Last week when faux summer staged a show, we headed to the garden to do some clean up. Since then, the change in the weather has had us lagging a bit. We worry that the weather trends might produce an unusually dry summer, but nonetheless, we are moving forward with our crops. Seedlings of chard, tomato, lettuce and such have been planted and are growing albeit slowly due to the sudden departure of the sun this week. I have hopes, but may need to take some additional action (grow light). If all else fails, we can always head to Goose Cover Gardens and spend all of our hard-earned money on lovely healthy plants!
I have such gardener’s envy. None so much as when I visit one of my favorite garden blogs Skippy’s Garden. Today I found another wonderful blog The Curious Gardner – a site from a gardener in Singapore. I read with a combination of amusement and angst as The Curious Gardner describes the wait for his/her red lady papaya and the marauding birds and insects that kept getting to it first! Ah, we all know that pain do we not?
To recap last year’s garden which was our first season in our new spot closer to the front, we had a lot of work to do to get it ready.

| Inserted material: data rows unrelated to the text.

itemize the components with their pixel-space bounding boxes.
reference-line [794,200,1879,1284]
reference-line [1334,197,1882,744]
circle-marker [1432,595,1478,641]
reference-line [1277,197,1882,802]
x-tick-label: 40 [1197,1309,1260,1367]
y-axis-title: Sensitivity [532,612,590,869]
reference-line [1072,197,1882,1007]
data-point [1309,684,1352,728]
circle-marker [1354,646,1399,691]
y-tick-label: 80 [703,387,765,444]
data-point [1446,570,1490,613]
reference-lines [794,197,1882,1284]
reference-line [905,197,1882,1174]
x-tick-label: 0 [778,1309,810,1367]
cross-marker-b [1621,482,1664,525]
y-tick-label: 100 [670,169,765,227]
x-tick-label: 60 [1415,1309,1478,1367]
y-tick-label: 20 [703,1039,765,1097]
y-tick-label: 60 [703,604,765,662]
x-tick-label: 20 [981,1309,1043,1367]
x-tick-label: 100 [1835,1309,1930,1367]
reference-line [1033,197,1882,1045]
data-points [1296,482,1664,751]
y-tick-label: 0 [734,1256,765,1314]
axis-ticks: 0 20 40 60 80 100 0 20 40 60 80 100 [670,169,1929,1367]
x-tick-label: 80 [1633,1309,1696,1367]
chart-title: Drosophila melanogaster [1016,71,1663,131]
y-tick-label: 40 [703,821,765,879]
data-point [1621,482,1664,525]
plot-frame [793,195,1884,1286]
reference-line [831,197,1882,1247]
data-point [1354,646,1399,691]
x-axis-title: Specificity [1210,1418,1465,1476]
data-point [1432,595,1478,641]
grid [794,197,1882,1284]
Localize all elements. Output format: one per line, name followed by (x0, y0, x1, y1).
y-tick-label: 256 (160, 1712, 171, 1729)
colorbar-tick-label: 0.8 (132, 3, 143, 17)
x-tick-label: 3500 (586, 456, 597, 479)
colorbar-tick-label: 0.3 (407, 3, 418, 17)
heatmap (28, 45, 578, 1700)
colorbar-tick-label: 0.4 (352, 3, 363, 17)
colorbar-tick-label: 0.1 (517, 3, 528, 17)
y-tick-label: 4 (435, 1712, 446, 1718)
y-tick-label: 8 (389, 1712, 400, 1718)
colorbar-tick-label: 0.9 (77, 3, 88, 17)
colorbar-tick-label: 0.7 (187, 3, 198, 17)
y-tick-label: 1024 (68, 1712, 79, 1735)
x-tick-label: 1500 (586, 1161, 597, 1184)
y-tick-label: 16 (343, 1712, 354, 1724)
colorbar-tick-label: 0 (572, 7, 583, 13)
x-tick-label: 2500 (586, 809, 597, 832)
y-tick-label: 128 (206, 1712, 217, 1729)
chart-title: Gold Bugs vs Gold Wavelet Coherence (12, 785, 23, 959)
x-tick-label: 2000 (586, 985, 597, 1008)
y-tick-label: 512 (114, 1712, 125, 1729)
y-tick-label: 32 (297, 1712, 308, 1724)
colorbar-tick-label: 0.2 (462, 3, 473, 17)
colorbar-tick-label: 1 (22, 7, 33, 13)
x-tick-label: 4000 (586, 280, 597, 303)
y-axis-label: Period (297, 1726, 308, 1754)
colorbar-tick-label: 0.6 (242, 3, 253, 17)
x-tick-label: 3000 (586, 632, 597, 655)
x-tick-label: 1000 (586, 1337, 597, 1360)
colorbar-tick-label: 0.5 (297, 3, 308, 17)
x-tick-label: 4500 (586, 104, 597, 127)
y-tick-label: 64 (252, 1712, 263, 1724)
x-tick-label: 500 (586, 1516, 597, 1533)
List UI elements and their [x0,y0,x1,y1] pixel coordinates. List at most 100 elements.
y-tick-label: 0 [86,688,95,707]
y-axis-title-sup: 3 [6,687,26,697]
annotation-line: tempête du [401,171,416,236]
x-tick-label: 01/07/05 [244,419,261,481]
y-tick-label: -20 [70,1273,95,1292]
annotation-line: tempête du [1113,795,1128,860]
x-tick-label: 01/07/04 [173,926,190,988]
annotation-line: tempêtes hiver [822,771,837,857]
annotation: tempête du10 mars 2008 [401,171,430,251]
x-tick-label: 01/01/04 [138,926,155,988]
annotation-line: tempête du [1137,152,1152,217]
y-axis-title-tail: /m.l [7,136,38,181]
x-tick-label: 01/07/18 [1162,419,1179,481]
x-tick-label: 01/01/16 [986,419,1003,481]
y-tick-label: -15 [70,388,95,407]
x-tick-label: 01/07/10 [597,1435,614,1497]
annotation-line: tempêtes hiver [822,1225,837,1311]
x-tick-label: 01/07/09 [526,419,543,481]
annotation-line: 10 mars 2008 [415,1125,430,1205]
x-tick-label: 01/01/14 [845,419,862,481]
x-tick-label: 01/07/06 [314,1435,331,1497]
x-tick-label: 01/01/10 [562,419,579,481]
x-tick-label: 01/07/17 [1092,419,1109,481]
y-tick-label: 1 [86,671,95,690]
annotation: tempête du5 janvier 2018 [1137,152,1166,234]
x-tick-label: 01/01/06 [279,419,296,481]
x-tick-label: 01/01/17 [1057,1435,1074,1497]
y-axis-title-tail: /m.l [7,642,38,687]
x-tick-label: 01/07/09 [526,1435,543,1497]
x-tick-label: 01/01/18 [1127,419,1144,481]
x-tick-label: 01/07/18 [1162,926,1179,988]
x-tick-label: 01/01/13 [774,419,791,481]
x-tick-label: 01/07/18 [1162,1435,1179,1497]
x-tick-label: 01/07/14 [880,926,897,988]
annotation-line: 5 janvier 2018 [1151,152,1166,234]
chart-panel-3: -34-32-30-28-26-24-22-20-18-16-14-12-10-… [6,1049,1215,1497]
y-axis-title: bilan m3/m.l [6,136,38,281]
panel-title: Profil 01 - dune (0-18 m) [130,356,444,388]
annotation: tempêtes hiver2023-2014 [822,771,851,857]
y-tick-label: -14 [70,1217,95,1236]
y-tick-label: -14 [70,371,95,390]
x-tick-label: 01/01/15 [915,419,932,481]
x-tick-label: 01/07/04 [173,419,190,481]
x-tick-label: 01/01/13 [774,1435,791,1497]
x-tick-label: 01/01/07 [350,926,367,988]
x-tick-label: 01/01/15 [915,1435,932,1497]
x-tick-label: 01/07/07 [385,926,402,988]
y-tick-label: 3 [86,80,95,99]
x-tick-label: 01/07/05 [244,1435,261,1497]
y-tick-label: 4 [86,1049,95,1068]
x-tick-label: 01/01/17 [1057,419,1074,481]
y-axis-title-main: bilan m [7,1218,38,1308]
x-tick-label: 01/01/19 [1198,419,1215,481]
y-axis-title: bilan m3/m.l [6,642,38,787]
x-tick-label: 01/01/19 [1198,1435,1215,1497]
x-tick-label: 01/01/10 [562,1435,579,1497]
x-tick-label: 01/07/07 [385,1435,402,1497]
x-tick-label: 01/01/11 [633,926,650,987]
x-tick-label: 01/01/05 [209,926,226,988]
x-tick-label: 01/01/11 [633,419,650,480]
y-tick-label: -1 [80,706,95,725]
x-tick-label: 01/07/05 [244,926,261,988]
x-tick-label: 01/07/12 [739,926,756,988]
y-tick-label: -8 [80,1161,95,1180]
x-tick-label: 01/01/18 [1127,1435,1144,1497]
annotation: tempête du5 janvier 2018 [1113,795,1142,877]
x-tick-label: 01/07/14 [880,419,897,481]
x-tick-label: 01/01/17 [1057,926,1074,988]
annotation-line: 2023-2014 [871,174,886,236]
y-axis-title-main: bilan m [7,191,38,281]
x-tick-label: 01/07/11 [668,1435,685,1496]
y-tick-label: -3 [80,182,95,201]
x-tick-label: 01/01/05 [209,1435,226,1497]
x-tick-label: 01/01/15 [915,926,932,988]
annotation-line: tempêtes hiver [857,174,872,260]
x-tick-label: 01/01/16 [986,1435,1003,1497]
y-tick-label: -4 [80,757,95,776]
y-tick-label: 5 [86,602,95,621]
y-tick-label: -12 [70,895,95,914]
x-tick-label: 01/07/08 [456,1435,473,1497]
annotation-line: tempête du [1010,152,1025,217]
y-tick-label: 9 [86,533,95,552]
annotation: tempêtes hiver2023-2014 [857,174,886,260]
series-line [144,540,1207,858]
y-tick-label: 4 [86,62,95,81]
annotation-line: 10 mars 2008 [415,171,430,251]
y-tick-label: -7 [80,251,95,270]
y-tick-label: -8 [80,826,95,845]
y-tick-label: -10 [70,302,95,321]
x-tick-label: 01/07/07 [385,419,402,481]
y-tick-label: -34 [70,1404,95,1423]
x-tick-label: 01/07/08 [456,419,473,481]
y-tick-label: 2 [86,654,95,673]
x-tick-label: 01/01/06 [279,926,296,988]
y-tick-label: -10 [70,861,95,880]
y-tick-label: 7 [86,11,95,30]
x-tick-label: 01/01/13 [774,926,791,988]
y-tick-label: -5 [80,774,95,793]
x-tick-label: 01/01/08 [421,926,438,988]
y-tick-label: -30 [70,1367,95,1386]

We constructed three raised beds and discovered that a massive boulder occupies a good percentage of our plot. Luckily, we just grew our butternut squash over it. There were pluses and minuses of the new location. One, the soil is splendid except it appears to be infected with club root and our broccoli failed as a result – no more broccoli there. Sow bugs were a massive menace and they ate our ripe tomatoes right on the vine. On the positive side, our butternut yielded 52 squash from 4 plants! The romaine was massive, simply gorgeous and the biggest I have ever seen. The chard produced wildly right up until frost. We had immense squash plants, but not as many squash as we had hoped – enough to eat and give away, so no major complaint except the insidious vine borers and the mildew from all that rain!
The beds have been amended with compost from Brick Ends Farm in Hamilton. There remains much, much work to do and we must disinfect all of our tools and shoes so as not to spread the dreaded clubroot!
A piece of exciting news! Okay, I exaggerate, but I am going to post the instructions for making your own sweet potato slips!
Yes, sweet potatoes and why the heck not?
Until next time, Namaste and welcome Spring 2012! Now…I wonder what Skippy is doing over in his garden in Belmont?
Diane
P.S. Skippy doesn’t actually garden (being that he is a dog) but it is his garden.